There she found the accused standing over her murdered brother.
[Here she broke down and sobbed. Sensation in the court.]
Resuming, she said the persons entered behind her were
Mr. Rogers and Mr. Buckstone.
Cross-examined by Wilson, she said the twins proclaimed
their innocence; declared that they had been taking a walk,
and had hurried to the house in response to a cry for help which was
so loud and strong that they had heard it at a considerable
distance; that they begged her and the gentlemen just mentioned
to examine their hands and clothes--which was done, and no blood
stains found.
Confirmatory evidence followed from Rogers and Buckstone.
The finding of the knife was verified, the advertisement
minutely describing it and offering a reward for it was put in evidence,
and its exact correspondence with that description proved.
Then followed a few minor details, and the case for the state was closed.
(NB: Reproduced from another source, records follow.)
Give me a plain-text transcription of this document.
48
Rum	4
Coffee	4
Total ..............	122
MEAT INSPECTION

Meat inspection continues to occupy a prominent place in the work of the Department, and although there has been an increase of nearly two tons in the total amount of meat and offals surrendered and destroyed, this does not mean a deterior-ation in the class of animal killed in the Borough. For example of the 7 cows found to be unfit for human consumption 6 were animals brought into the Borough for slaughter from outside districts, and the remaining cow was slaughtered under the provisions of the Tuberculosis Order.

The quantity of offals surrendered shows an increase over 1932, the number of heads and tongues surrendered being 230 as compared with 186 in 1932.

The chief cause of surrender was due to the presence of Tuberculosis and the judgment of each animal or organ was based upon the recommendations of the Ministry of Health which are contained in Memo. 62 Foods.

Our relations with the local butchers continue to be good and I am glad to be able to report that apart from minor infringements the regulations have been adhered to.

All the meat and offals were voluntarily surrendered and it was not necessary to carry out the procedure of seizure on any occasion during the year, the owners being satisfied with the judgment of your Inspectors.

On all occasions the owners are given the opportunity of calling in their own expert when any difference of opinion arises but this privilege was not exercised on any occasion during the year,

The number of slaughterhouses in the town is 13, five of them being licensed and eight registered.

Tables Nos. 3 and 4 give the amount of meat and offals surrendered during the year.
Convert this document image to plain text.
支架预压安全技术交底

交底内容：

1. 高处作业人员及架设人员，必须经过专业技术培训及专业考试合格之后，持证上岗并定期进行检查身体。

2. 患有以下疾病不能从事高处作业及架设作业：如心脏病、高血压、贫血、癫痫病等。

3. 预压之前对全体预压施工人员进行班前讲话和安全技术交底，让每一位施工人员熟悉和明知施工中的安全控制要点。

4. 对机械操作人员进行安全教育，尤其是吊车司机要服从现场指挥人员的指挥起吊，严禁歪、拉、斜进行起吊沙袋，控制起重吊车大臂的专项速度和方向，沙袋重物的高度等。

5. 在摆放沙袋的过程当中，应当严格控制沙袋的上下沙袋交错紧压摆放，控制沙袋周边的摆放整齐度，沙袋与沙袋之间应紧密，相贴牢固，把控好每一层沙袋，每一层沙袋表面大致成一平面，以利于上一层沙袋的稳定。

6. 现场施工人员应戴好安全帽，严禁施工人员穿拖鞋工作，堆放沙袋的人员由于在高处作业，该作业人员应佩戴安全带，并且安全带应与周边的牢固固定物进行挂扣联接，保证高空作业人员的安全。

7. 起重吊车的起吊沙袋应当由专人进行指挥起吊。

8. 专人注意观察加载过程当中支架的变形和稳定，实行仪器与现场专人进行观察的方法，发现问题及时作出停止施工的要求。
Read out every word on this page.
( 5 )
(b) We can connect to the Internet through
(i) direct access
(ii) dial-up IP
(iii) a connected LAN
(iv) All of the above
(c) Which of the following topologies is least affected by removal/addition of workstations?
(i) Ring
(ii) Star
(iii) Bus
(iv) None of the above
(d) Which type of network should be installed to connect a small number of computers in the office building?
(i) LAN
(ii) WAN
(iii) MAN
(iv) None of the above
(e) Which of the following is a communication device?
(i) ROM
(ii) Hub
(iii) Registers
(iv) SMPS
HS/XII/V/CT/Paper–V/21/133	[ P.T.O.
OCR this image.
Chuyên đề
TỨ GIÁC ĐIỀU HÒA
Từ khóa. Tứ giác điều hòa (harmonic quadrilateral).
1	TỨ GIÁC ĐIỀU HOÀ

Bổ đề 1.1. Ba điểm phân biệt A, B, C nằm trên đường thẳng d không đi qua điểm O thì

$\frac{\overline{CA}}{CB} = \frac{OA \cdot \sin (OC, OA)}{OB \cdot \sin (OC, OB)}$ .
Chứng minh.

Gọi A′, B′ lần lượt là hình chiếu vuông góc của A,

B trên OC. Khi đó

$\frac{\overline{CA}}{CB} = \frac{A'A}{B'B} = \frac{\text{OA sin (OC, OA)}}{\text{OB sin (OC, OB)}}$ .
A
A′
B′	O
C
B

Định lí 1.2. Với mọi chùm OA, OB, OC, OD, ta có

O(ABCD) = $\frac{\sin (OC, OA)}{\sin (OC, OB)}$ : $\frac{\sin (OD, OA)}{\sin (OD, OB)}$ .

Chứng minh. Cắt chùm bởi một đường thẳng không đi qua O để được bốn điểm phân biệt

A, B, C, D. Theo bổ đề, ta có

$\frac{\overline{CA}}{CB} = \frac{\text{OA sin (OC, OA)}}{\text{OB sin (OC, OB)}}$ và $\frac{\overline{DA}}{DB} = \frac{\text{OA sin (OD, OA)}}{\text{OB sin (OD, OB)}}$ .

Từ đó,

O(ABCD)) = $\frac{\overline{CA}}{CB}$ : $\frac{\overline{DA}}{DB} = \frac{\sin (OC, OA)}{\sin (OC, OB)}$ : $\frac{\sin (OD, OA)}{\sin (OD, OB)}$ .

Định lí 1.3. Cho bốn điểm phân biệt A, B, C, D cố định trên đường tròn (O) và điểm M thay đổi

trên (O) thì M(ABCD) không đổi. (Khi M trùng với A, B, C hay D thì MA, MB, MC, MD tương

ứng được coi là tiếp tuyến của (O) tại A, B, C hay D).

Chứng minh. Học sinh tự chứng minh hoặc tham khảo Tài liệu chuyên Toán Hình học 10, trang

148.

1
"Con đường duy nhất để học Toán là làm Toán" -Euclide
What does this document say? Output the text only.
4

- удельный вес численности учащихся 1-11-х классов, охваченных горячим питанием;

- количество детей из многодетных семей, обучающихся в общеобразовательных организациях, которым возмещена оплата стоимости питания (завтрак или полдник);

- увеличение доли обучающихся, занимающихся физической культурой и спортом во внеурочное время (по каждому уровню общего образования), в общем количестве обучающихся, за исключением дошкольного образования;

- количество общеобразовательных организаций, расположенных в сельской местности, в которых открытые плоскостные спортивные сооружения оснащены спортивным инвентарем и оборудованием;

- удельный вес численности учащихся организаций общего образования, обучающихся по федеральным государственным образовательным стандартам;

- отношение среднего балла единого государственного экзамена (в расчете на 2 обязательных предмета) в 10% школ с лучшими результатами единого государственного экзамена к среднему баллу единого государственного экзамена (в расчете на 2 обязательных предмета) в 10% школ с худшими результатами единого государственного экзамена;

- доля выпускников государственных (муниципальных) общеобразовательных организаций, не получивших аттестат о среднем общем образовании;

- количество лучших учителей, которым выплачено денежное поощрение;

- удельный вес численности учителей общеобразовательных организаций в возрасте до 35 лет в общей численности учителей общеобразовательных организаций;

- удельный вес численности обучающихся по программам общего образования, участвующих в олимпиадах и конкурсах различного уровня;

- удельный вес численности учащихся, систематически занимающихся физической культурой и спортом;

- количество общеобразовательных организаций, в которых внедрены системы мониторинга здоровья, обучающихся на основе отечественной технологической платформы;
Wilson said that he had three witnesses, the Misses Clarkson,
who would testify that they met a veiled young woman
leaving Judge Driscoll's premises by the back gate a few minutes
after the cries for help were heard, and that their evidence,
taken with certain circumstantial evidence which he would call to
the court's attention to, would in his opinion convince the court
that there was still one person concerned in this crime who had
not yet been found, and also that a stay of proceedings ought to
be granted, in justice to his clients, until that person should
be discovered. As it was late, he would ask leave to defer the
examination of his three witnesses until the next morning.